= Zhao Huayong =

Chinese politician

Zhao Huayong (赵化勇, born December 1948), male, native of Tongshan, Jiangsu Province, born in Tianchang, Anhui Province, is the former director of China Central Television (CCTV).

== Biography ==
Zhao Huayong graduated from Tianchang Middle School, joined the Chinese Communist Party in February 1972 when he was a teamster and teacher in the Leaping Society of Tianchang County, and then enrolled in the Fudan University and graduated from the Department of Journalism. After graduation, he joined the then Beijing Television, which was officially renamed CCTV in May 1978 with the approval of the Central Committee of the Chinese Communist Party.
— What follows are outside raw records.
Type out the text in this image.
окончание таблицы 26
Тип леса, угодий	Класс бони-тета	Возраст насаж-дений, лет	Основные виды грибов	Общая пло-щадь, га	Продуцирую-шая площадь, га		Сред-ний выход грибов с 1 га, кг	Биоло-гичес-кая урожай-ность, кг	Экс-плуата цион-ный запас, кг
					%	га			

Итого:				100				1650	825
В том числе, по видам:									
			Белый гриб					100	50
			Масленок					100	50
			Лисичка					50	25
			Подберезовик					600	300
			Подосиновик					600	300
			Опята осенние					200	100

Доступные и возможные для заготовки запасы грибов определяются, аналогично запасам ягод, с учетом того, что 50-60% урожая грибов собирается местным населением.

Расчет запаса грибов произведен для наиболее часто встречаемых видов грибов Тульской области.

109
Zhao Huayong worked in the News Department, Special Features Department, Social Education Department, Economy Department, and Literature and Arts Center of the station. In 1989, Zhao Huayong came to preside over the Economy Department of CCTV and created hot programs such as "Economic Half Hour" and "Economic Information Broadcasting", which was praised by Deng Xiaoping. In February 1999, he became the director of the China Central Television. He was a deputy to the 10th National People's Congress, and in 2008, he was elected as a member of the Standing Committee of the 11th National Committee of the Chinese People's Political Consultative Conference (CPPCC).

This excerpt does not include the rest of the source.